Si l’on peut, sans trop de risque, parier son Leica que les noms d’Henri Cartier-Bresson, André Kertész, Brassaï, Lisette Model, Diane Arbus ou Helen Lewit sont connus de l’amateur de photographie, il est sans doute prudent de réviser l’enjeu à la baisse avant d’avancer celui de Fred Stein. L’histoire, en effet, a été doublement cruelle avec cet Allemand, juif et socialiste, né à Dresde en 1919, le contraignant à deux exils successifs avant d’oublier son travail de photographe et presque jusqu’à son nom.
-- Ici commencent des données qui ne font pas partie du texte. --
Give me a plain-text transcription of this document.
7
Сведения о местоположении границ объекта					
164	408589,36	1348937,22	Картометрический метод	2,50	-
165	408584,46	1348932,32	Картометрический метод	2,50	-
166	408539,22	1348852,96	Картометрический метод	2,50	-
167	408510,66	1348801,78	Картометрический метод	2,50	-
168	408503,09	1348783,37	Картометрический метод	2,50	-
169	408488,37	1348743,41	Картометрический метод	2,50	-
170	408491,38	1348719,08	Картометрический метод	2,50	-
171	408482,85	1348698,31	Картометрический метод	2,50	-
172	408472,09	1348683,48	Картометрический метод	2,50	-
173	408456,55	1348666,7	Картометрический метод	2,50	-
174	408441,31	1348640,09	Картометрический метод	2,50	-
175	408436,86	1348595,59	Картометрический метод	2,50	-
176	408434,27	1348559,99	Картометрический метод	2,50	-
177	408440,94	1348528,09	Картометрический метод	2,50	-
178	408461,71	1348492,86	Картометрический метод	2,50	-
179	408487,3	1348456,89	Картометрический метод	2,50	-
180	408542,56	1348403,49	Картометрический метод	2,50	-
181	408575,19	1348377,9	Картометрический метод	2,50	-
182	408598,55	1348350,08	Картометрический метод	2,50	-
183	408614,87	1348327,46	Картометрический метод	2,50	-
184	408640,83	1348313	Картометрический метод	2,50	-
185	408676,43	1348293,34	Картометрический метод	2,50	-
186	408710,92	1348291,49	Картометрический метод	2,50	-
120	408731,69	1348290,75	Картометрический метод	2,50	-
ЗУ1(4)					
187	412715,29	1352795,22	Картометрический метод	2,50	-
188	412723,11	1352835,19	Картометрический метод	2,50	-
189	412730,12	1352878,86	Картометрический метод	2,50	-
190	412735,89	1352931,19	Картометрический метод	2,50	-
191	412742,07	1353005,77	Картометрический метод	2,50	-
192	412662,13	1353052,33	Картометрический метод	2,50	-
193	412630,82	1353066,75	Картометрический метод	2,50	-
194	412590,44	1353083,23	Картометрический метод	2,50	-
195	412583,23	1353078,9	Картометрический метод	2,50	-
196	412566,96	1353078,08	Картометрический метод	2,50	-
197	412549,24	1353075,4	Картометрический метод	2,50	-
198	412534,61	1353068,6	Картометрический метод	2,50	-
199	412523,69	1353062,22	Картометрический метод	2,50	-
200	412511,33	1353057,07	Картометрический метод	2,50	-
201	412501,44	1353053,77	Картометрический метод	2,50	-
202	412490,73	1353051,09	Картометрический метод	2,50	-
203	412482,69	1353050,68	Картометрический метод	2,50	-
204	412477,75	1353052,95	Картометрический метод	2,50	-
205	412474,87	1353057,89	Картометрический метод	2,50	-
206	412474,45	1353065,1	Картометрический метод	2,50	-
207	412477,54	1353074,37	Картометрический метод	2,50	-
Il semblerait que le XXIe siècle, sans doute aiguillé par le travail tardif mais efficace de Peter Stein, le fils de Fred, se soit décidé à lui rendre justice. On fera peut-être remarquer que redécouvrir les génies méconnus semble, en ce début de siècle sans boussole artistique, tourner à la marotte, pour ne pas dire à la sale manie, mais dans le cas de ce photographe autodidacte, doté d’un sens de la composition étonnant, d’une grande empathie alliée à un œil aiguisé, il faut bien avouer que c’est largement mérité.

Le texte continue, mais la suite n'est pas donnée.